Everyone will go through this experience in their own way. Some will hit the library and learn everything there is to know about LGBTQ+ rights and history, others will get hammered on their first trip to an LGBTQ+ bar and for others it’ll be a more gradual process. There’s no one way to be LGBTQ+ and it doesn’t suddenly mean you’re obligated to go to Pride every year. It doesn’t particularly matter what is right for different people so long as there is good support around the individual to be able to go through this is the healthiest and least stressful way possible. It can still be terrifying but it doesn’t need to be overwhelmingly so.
Here are a list of specific charities and groups below which can offer support and advice:
For LGBTQ people between the ages of 16-25 who worry about family rejection and/or homelessness the Albert Kennedy Trust is an inclusive charity which offers support online and off.

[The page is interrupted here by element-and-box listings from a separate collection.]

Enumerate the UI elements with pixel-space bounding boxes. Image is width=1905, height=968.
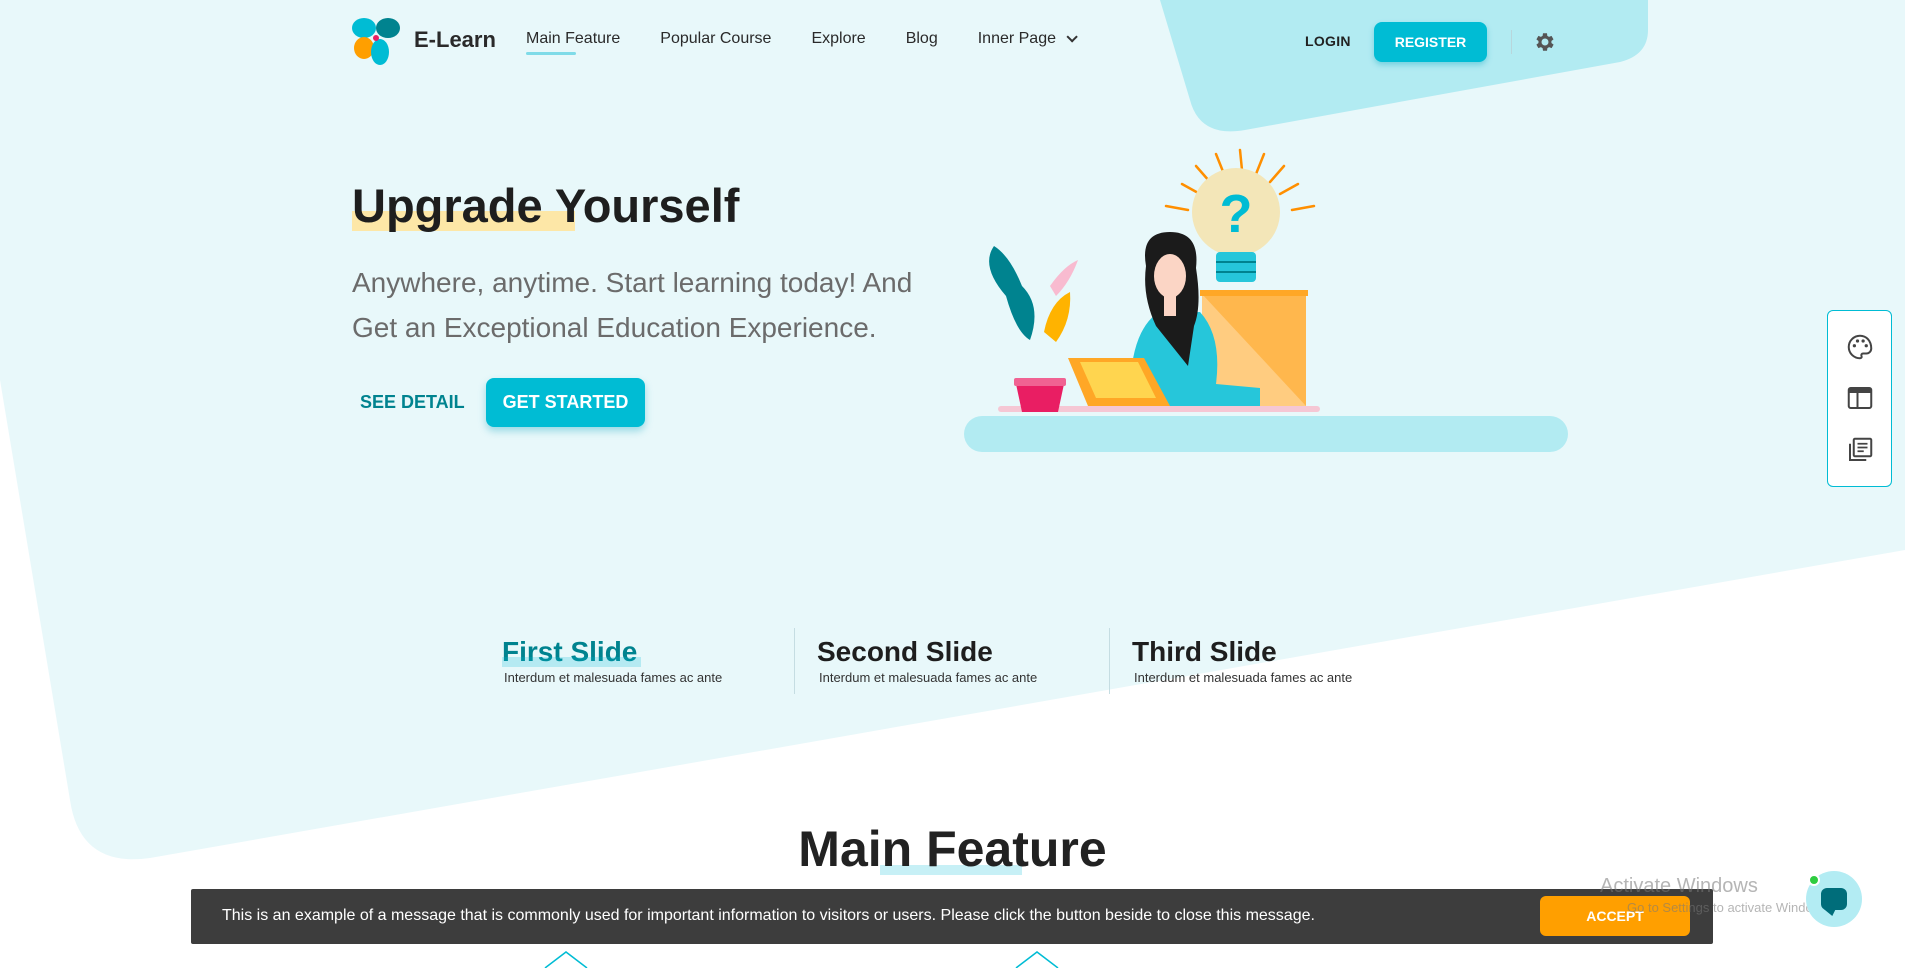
chat-bubble-icon: [1821, 888, 1847, 910]
nav-item-inner-page[interactable]: Inner Page: [977, 30, 1078, 48]
header-divider: [1511, 30, 1512, 54]
palette-icon[interactable]: [1845, 332, 1875, 362]
nav-item-label: Blog: [905, 30, 938, 47]
chevron-down-icon: [1066, 31, 1078, 43]
cookie-message: This is an example of a message that is …: [222, 907, 1315, 924]
get-started-button[interactable]: GET STARTED: [486, 378, 645, 427]
slide-tab-first[interactable]: First Slide Interdum et malesuada fames …: [487, 628, 802, 694]
see-detail-button[interactable]: SEE DETAIL: [360, 392, 465, 413]
layout-icon[interactable]: [1845, 383, 1875, 413]
slide-tab-third[interactable]: Third Slide Interdum et malesuada fames …: [1117, 628, 1432, 694]
nav-item-blog[interactable]: Blog: [906, 30, 938, 48]
nav-item-label: Main Feature: [526, 30, 621, 47]
main-nav: Main Feature Popular Course Explore Blog…: [526, 30, 1114, 55]
svg-text:?: ?: [1220, 184, 1253, 244]
site-header: E-Learn Main Feature Popular Course Expl…: [0, 0, 1905, 84]
feature-card-top-icon: [1015, 951, 1059, 968]
online-status-dot: [1808, 874, 1820, 886]
slide-title: Third Slide: [1132, 636, 1277, 667]
nav-item-popular-course[interactable]: Popular Course: [660, 30, 771, 48]
brand-name: E-Learn: [414, 27, 496, 52]
register-button[interactable]: REGISTER: [1374, 22, 1487, 62]
library-icon[interactable]: [1845, 435, 1875, 465]
gear-icon[interactable]: [1532, 30, 1556, 54]
slide-selector: First Slide Interdum et malesuada fames …: [487, 628, 1417, 694]
windows-watermark-subtitle: Go to Settings to activate Windows.: [1627, 900, 1833, 915]
side-tools-panel: [1827, 310, 1892, 487]
nav-item-main-feature[interactable]: Main Feature: [526, 30, 621, 55]
nav-item-label: Popular Course: [660, 30, 772, 47]
slide-subtitle: Interdum et malesuada fames ac ante: [819, 670, 1038, 685]
slide-title: First Slide: [502, 636, 642, 667]
logo-icon: [352, 18, 400, 65]
slide-tab-second[interactable]: Second Slide Interdum et malesuada fames…: [802, 628, 1117, 694]
section-title-text: Main Feature: [798, 821, 1107, 877]
nav-item-label: Explore: [811, 30, 866, 47]
hero-illustration: ?: [964, 148, 1568, 452]
feature-card-top-icon: [544, 951, 588, 968]
slide-divider: [1109, 628, 1110, 694]
logo[interactable]: E-Learn: [350, 14, 496, 66]
slide-divider: [794, 628, 795, 694]
slide-title: Second Slide: [817, 636, 993, 667]
cookie-consent-bar: This is an example of a message that is …: [191, 889, 1713, 944]
nav-item-explore[interactable]: Explore: [811, 30, 865, 48]
slide-subtitle: Interdum et malesuada fames ac ante: [1134, 670, 1353, 685]
nav-item-label: Inner Page: [977, 30, 1056, 47]
hero-subtitle: Anywhere, anytime. Start learning today!…: [352, 267, 913, 343]
hero-title: Upgrade Yourself: [352, 179, 740, 232]
section-title: Main Feature: [0, 820, 1905, 878]
slide-subtitle: Interdum et malesuada fames ac ante: [504, 670, 723, 685]
login-button[interactable]: LOGIN: [1305, 33, 1351, 49]
windows-watermark-title: Activate Windows: [1600, 875, 1758, 897]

Stonewall have a good reputation among cisgender lesbian and gay people for being able to offer support. There is also the Stonewall housing group if worried about living arrangements.
Mermaids offers support for children and young people who may be questioning their gender. They also have a comprehensive list of trans support groups on their page.
There is an online support group for those who think they may be bisexual.
Imaan is a support group for Muslim LGBTQI people.